The images and headlines emerging from Iran over the past week have triggered a familiar international script. Western capitals, pro-Israel commentators and assorted exiles are already speaking the language of ‘regime change’, some with barely concealed glee. It is precisely this eagerness that should make any serious observer pause. The first principle must be stated clearly: the people of Iran – and only the people of Iran – have the right to decide their political future. No foreign capital, no exiled royal, no think tank in Washington or Tel Aviv has any moral or political legitimacy to prescribe what Iran should become. Second: there is no denying that the Islamic Republic has often been unrelentingly strict, sometimes heavy-handed and frequently tone-deaf to the aspirations of its citizens. Nor can one ignore the genuine, organic frustration that has built up over years and to pretend that all discontent is manufactured is to insult the lived reality of many Iranians. But there is another uncomfortable truth that must be confronted. The enthusiasm with which certain international players are cheering the unrest makes even legitimate protest appear suspect. When US politicians speak of “very strong options” for Iran, when pro-Israel voices applaud instability in Tehran and when tech billionaires toy with Iranian symbols as if this were a branding exercise, it creates the unmistakable impression of orchestration.
The alternatives being aggressively marketed are hardly reassuring. The resurrection of Reza Pahlavi as a supposed saviour of Iran is not only historically tone-deaf but politically absurd too. He represents a dynasty overthrown by a popular revolution, carries the baggage of authoritarianism and Western patronage, and enjoys little genuine grassroots legitimacy inside Iran. Then there is the economic dimension, which Western commentary habitually distorts. Iran’s crippling economic situation is routinely blamed on ‘mismanagement’. This is disingenuous. American and Western sanctions have been central to Iran’s economic suffocation. It is also perfectly legitimate to wish for a freer Iran. But one can desire freedom without desiring subservience. A ‘free’ Iran run by Western-approved proxies, security clients or pliant elites would merely be another outpost of external influence in a region already littered with the wreckage of foreign-designed transformations. At the same time, it would be a grave error for Tehran to dismiss everything as a foreign plot. By creating space for indigenous criticism, Iran can empower its own people to resist externally engineered narratives and regime-change fantasies.
Iran is not a fragile, invented state.

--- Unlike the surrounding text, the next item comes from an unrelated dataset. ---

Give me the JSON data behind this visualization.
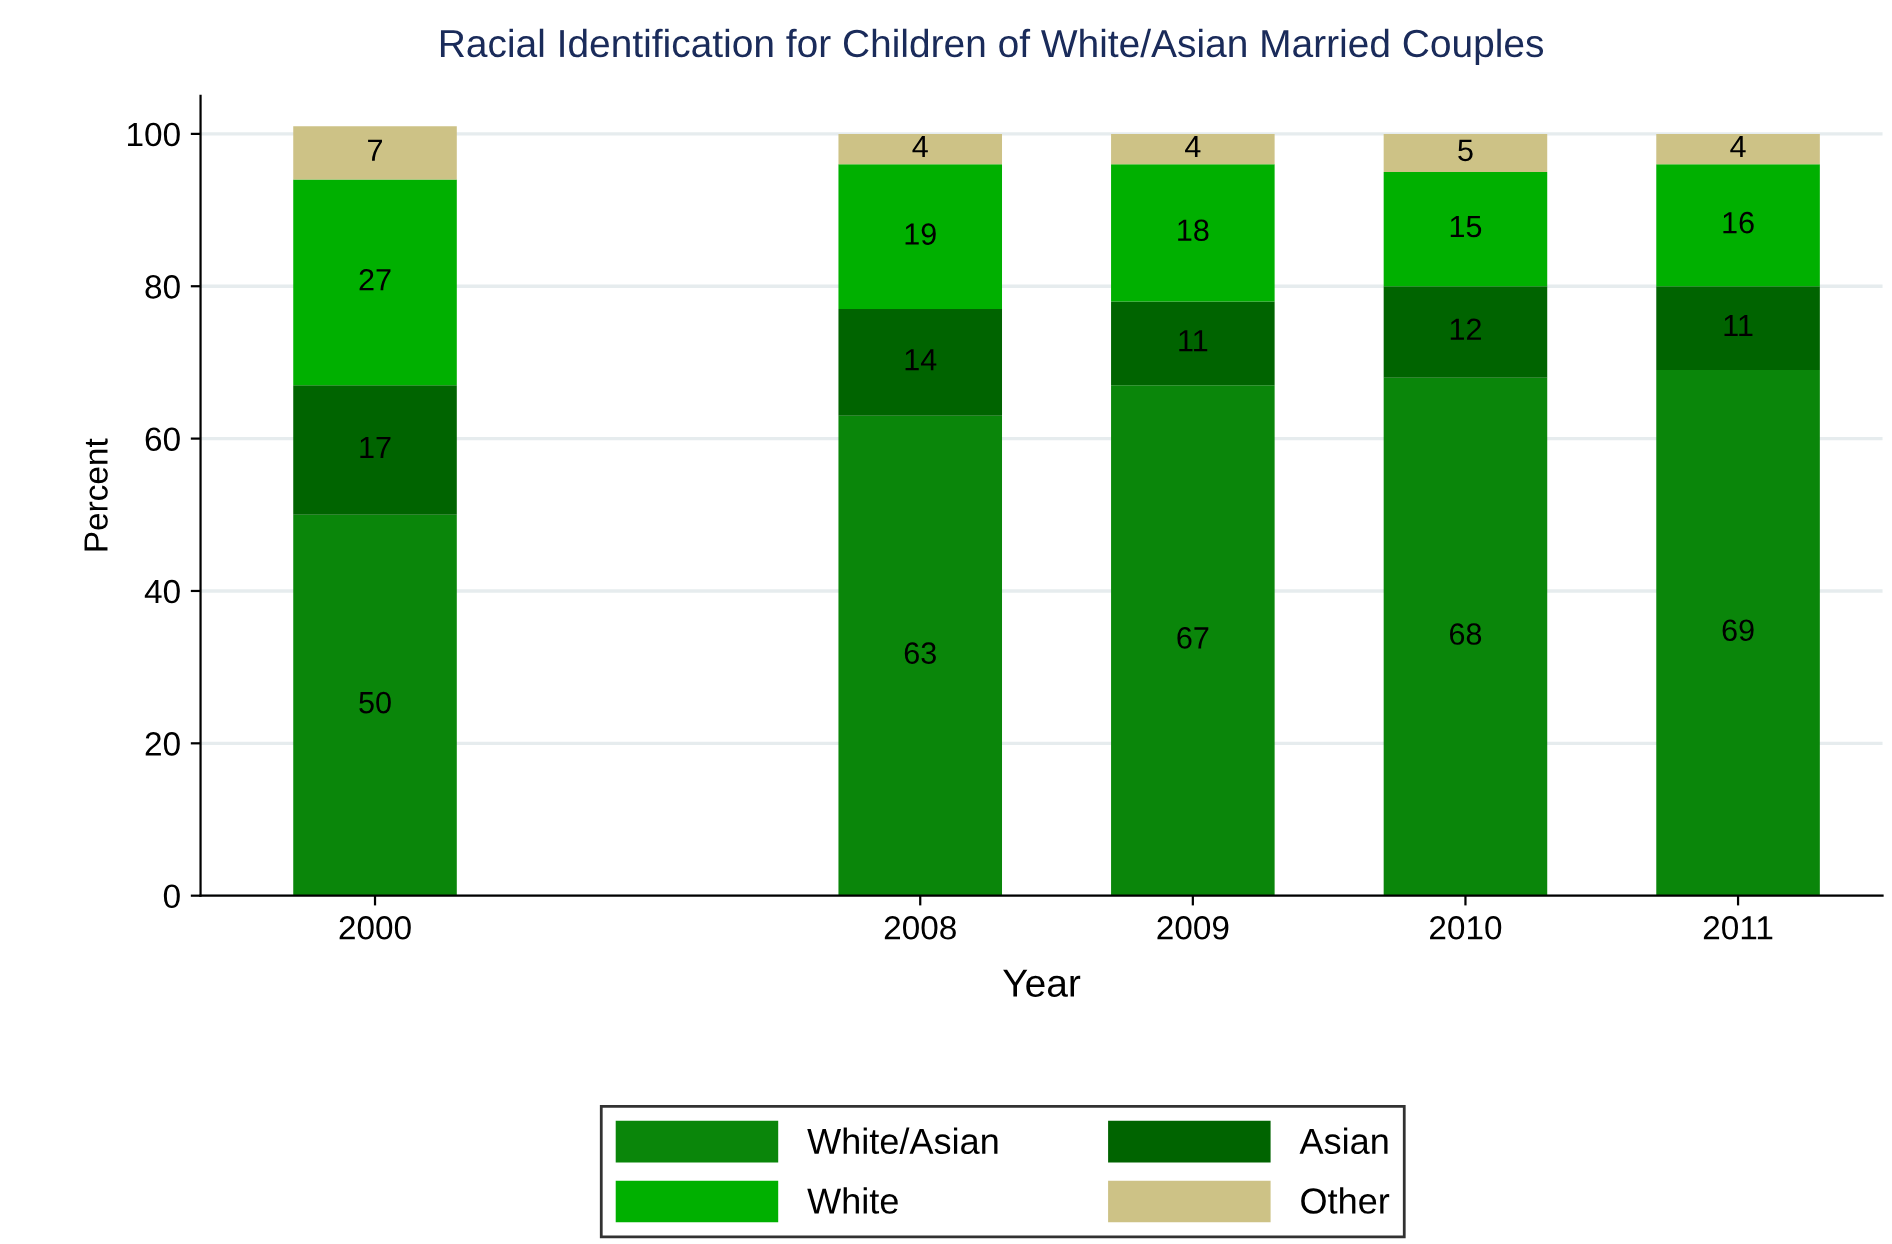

It is a civilisation with millennia of history, a strong sense of identity and a deeply ingrained tradition of independence. It has also stood by Palestine when many in the region chose accommodation. For these reasons, it has remained firmly in the crosshairs of Washington and Tel Aviv. This context matters. The current unrest cannot be read in isolation. Nor can it be divorced from the region’s tragic experience with externally sponsored ‘change’ – from Iraq to Libya to Syria – where the language of liberation masked projects of destruction. One hopes for a strong, free Iran in the true sense, not the curated sense. Iran deserves dignity, prosperity and political space. It does not deserve to be the next laboratory for Western manoeuvred regime change. The path forward lies neither in denial nor in surrender. It lies in the Iranian state engaging its own society honestly, and in the international community restraining its habitual impulse to interfere.